`requires_grad` attribute for cache key
🐛 Bug
The key making logic for Thunder's cache relies on requires_grad attribute of TensorProxy but it shouldn't:
https://github.com/Lightning-AI/lightning-thunder/blob/a8c063676cbecad7c196dcfe4fbeacf85775c9c5/thunder/common.py#L394-L400
Thunder does not propagate requires_grad information throughout the trace and therefore this results in many unnecessary cache misses.
cc @mruberry @lantiga @IvanYashchuk
But how does the lack of propagation actually create indeterminism here?
What do you mean by indeterminism?
I found this problem in a very specific way but i think it's a good start to get the idea why I wrote the issue.
I was debugging an executor and more specifically the creation of the joint forward and backward trace two torch.nn.functional.linear calls one after the other. I've noticed that even tho the symbols were the same, the inputs also the same, and cacheing was enabled, the executor received two calls for the grad transformation of the symbol.
The reason for this was a cache miss here: https://github.com/Lightning-AI/lightning-thunder/blob/2d18b7a07fb5e83d138707b7bf97bd2f82da4f2c/thunder/core/vjp_utils.py#L58-L61
In my opinion that should not happen because we do not track the requires_grad of a tensor throughout the trace lifetime.

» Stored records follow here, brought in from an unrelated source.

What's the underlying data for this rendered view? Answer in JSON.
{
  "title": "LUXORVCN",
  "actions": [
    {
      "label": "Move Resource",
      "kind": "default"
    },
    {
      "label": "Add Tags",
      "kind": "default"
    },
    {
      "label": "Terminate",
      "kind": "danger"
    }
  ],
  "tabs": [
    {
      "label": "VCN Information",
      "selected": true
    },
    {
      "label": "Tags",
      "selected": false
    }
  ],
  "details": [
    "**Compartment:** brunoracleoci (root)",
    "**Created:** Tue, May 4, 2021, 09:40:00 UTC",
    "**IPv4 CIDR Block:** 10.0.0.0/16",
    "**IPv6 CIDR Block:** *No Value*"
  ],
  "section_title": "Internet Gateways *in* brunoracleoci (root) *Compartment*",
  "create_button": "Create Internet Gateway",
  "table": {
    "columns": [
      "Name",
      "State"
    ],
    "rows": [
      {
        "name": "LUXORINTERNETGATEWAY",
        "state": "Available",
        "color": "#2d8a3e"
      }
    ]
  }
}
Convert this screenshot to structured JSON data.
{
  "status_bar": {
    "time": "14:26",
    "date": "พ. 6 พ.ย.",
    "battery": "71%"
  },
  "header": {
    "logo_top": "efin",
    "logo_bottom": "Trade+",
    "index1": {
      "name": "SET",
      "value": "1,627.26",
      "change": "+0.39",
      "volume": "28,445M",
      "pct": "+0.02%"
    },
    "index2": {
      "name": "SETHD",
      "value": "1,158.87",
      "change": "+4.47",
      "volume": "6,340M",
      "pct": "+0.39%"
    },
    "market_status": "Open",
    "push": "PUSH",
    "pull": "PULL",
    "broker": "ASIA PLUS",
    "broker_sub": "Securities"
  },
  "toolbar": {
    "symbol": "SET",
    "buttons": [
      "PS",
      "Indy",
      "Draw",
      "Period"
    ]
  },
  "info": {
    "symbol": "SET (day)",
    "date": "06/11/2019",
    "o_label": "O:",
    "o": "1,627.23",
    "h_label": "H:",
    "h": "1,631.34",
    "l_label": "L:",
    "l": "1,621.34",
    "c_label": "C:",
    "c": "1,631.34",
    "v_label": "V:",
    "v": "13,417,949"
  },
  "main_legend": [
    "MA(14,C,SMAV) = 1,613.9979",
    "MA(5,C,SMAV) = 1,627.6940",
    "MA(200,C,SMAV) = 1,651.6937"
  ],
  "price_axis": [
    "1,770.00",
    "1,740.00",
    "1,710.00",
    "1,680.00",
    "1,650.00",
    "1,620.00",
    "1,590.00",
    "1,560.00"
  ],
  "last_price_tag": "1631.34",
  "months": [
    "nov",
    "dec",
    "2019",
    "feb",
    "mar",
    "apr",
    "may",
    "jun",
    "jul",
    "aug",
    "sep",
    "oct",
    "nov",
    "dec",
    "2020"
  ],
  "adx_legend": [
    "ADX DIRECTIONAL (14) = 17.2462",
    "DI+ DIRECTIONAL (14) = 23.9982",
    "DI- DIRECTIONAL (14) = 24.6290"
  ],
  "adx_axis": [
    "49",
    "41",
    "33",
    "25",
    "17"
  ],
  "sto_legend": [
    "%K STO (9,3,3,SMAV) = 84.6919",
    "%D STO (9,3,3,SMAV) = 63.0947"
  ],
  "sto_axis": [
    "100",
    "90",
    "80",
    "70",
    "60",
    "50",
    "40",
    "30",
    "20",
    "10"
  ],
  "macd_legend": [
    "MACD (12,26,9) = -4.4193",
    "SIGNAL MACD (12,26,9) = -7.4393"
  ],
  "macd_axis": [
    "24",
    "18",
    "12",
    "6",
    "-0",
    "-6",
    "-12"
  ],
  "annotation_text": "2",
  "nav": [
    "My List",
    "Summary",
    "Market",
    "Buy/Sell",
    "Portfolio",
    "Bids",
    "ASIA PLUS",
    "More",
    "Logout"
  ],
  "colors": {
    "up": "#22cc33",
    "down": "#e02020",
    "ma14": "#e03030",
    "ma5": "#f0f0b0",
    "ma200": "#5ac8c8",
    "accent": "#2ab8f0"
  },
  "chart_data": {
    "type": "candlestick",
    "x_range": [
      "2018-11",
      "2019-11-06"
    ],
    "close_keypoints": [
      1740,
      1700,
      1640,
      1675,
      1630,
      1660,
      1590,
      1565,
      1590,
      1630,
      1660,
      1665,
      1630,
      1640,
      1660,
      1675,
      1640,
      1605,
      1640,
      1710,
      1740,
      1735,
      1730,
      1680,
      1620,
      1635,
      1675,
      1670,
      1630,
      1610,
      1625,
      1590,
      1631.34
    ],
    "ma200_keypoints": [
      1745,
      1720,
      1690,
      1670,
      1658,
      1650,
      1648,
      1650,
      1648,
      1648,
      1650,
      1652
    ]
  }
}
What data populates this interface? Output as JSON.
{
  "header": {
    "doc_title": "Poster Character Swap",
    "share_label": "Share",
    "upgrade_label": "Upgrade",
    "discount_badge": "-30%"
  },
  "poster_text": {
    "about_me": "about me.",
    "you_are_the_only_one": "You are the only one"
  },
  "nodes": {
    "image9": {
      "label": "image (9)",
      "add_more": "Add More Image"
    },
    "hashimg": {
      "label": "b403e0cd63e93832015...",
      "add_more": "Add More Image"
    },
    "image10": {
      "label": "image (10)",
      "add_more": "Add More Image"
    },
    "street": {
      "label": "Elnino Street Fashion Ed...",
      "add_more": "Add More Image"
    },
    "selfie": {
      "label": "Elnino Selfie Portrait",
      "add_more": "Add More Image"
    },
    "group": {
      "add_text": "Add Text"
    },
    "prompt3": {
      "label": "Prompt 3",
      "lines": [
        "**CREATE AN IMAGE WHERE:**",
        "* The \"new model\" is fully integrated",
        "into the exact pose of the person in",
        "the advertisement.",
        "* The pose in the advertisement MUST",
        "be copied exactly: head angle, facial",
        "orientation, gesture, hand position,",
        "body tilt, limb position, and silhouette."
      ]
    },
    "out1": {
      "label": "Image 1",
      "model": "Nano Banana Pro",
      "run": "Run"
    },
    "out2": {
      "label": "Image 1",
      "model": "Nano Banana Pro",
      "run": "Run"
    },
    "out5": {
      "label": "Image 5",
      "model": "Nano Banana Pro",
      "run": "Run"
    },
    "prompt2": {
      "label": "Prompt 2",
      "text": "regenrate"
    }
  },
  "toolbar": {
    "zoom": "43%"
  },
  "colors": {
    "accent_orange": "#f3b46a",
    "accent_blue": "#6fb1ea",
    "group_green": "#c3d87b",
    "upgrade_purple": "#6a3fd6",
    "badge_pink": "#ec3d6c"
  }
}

Another idea that I've been thinking could be to relegate the key creation to the executor, for example the StatefulExecutor would benefit from a custom key creation(say when doing checkpointing, the proxies have the same name and that should signal that the bound symbol is the same for the backward as the one encountered in the forward)
So I think we'd be dropping the caching you link after #1956 , hopefully?